Freddie Friday-crg.inddRésumé de l’éditeur : Marnie, petit génie des mathéma-tiques du prestigieux établissement St Libby, a tout de l’élève modèle. Jusqu’au jour où, avec son amie Rachel, elle commet l’irréparable. Pour oublier, elle va noyer son angoisse dans l’alcool. Juste avant ces événements drama-tiques, elle a fait une rencontre singulière : sa seule raison de vivre, désormais, sera de revoir Freddie Friday, ce garçon qui travaille à l’usine de céréales Shredded Wheat. Ses rêves vont devenir les siens. Mais pour qu’ils se réalisent, elle aura besoin de son professeur de maths, la belle Julie Crewe, autrefois danseuse. Acceptera-t-elle de l’aider ? Aura-t-elle envie de remuer le passé, de se rappeler ce temps où elle était encore capable de danser, avec l’irrésistible et mystérieux Jo à Central Park ?

Après avoir lu les magnifiques L’amour comme par hasard et Londres par hasard, j’étais très heureuse et impatiente de pouvoir retrouver Eva Rice pour son nouveau roman. Malheureusement, même si cette lecture m’a été agréable, je n’ai pas ressenti le même engouement que pour ces précédents livres. En effet, je n’ai pas retrouvé la même flamboyance ni le même investissement de la part de l’auteur. Cependant, Je ne peux pas dire que je me sois ennuyée. Loin de là! Nous allons de rebondissement en rebondissement. Eva Rice nous emmène dans une chorégraphie imprévisible et chaotique.

On retrouve toujours l’art comme fil conducteur. Ici, c’est la danse qui est mise en avant. C’est une discipline dure, rigoureuse qui met le corps et le mental à rude épreuve. C’est une belle métaphore de la vie en général.  J’ai beaucoup aimé les scènes d’entrainement qui se déroulent en secret.  Trois personnages à l’histoire difficile s’unissent dans cette complicité particulière. Leur psychologie est développée et permet de s’attacher à eux. L’esprit mathématique de Marnie va être mis à mal et va modifier sa perception des choses. C’est clairement un roman d’apprentissage. Il est teinté de mélancolie, de choix importants et d’états d’âme.

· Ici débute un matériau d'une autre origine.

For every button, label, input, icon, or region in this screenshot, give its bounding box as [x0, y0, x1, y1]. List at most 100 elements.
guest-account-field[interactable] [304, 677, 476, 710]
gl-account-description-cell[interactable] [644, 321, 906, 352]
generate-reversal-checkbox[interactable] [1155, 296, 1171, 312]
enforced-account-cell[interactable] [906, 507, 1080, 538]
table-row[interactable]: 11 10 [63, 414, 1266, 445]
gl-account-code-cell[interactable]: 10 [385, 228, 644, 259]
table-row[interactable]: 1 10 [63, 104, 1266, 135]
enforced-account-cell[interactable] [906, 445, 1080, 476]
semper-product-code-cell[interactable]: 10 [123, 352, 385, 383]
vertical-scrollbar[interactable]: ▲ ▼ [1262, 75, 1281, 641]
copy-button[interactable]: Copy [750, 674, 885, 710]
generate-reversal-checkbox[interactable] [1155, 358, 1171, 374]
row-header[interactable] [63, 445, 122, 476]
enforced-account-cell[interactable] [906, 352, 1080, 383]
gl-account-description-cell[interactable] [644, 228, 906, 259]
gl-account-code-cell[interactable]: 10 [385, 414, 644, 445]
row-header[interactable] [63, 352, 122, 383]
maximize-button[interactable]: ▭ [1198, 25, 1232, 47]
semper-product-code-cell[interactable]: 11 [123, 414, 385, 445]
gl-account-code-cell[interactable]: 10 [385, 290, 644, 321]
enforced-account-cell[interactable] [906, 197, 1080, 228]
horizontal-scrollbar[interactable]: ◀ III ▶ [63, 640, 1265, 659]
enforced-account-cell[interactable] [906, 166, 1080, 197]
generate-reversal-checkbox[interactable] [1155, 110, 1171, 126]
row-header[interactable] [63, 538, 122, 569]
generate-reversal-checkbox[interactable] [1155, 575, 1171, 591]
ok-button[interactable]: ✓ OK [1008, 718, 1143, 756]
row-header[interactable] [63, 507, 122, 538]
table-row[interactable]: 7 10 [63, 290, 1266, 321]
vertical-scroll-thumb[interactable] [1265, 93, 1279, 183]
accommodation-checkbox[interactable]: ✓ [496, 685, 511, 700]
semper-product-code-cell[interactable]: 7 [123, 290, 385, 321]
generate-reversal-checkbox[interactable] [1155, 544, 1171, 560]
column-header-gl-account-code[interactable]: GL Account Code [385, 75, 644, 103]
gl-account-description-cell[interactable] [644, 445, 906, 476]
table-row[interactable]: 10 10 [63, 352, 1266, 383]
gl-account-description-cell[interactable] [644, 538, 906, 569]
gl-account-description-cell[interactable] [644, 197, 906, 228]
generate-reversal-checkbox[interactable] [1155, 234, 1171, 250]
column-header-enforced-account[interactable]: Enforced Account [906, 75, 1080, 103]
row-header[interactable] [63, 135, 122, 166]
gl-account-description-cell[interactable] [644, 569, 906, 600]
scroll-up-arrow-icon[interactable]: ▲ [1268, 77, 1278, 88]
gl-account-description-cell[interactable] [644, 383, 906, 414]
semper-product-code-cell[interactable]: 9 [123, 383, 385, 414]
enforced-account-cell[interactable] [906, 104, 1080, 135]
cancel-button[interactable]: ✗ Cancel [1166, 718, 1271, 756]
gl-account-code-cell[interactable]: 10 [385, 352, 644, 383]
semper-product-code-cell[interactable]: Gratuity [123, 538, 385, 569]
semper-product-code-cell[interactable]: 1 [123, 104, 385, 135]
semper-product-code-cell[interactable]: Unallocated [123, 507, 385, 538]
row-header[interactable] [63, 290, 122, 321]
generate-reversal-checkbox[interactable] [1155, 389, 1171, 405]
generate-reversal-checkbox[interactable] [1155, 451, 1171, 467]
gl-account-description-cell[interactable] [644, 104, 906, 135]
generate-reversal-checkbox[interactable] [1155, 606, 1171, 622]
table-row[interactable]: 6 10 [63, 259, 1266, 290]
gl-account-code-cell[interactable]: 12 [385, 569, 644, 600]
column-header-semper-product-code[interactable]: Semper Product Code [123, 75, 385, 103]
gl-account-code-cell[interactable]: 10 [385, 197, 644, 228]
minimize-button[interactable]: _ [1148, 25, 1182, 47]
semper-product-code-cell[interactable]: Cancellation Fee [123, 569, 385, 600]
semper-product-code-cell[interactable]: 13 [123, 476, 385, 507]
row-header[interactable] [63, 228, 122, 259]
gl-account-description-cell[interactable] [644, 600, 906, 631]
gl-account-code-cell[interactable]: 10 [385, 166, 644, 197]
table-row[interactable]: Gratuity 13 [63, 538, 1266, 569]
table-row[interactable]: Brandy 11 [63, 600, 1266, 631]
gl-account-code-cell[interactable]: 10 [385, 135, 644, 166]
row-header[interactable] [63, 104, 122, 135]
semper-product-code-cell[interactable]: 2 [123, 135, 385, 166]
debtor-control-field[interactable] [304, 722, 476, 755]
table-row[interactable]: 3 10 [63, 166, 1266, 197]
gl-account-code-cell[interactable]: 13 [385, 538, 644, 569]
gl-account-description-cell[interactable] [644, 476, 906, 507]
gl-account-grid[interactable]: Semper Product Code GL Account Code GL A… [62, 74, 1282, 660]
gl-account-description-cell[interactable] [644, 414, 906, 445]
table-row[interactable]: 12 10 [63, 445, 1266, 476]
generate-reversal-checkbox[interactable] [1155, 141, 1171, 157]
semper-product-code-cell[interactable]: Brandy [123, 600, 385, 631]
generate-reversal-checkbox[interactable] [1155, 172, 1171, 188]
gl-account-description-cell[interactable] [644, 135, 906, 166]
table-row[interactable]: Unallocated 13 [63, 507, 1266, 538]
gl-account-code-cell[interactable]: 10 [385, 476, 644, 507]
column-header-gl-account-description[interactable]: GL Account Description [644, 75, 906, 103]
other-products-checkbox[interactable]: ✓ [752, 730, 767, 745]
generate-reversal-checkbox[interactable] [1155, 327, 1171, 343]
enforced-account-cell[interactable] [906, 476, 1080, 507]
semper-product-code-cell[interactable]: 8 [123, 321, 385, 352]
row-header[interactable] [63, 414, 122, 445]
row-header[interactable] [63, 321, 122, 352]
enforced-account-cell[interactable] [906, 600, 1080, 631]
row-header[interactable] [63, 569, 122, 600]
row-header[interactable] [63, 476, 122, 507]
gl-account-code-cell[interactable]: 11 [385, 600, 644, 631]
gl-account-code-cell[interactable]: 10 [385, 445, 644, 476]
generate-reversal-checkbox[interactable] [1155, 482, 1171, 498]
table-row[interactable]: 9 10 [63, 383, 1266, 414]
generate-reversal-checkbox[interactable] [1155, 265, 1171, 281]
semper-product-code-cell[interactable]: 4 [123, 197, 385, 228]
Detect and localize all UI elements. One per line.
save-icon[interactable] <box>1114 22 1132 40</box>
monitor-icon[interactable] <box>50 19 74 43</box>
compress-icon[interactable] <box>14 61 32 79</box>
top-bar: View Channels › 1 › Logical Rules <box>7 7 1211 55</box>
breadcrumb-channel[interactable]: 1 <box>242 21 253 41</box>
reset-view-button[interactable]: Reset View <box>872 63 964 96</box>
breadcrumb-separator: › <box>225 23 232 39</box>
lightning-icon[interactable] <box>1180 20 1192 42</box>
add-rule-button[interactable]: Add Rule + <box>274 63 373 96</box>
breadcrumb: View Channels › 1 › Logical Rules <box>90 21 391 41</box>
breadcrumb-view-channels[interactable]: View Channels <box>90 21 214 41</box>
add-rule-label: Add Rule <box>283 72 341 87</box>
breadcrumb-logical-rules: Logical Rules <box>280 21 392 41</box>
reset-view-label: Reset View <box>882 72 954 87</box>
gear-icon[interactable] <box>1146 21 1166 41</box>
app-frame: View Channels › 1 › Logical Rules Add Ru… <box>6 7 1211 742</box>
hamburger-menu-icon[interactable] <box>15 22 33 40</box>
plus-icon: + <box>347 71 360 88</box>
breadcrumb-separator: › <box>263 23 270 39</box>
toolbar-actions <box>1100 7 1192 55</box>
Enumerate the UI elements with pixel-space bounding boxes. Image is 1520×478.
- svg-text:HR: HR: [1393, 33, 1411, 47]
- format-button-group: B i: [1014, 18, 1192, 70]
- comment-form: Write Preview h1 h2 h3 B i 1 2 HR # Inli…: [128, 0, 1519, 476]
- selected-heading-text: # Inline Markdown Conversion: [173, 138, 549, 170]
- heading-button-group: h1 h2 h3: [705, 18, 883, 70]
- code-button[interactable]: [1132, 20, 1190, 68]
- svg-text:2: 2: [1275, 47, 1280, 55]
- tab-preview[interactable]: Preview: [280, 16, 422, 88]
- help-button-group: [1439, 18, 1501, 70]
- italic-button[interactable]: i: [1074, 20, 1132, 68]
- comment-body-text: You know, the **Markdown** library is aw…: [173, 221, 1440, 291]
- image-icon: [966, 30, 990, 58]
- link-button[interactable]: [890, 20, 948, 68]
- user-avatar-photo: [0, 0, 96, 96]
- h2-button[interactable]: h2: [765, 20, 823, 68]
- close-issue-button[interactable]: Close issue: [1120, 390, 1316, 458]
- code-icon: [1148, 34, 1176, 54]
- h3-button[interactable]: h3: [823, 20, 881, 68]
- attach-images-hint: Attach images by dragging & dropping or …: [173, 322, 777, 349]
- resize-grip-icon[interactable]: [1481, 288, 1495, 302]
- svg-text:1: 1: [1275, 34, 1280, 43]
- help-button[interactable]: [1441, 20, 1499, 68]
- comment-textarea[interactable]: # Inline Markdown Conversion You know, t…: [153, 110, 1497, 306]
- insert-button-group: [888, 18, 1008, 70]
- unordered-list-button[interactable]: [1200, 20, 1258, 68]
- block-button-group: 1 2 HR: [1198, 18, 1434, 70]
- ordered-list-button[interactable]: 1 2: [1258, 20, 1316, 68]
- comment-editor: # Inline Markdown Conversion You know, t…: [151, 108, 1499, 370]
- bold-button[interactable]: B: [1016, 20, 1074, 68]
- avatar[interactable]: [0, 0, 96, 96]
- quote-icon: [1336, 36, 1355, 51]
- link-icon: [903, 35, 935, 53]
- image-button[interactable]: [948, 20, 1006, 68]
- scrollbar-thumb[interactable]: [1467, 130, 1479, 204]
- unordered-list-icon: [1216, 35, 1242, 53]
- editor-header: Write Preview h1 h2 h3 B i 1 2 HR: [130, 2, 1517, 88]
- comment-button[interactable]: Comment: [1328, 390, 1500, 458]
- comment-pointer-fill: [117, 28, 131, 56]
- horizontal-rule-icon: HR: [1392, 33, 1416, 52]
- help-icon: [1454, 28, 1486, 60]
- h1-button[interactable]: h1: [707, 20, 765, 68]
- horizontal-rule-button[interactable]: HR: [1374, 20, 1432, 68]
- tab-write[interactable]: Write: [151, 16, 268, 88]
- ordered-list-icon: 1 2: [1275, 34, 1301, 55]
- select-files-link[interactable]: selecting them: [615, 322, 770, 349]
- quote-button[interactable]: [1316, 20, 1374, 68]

Ce livre est différent des précédents ouvrages d’Eva Rice. Il m’a moins bouleversée bien que je reconnaisse ses qualité. La danse, les personnages et les nombreux rebondissements sont autant d’éléments qui en font un roman agréable. Il m’a manqué la petite touche qui m’a fait vibrer lors des lectures des deux premiers romans de l’auteur.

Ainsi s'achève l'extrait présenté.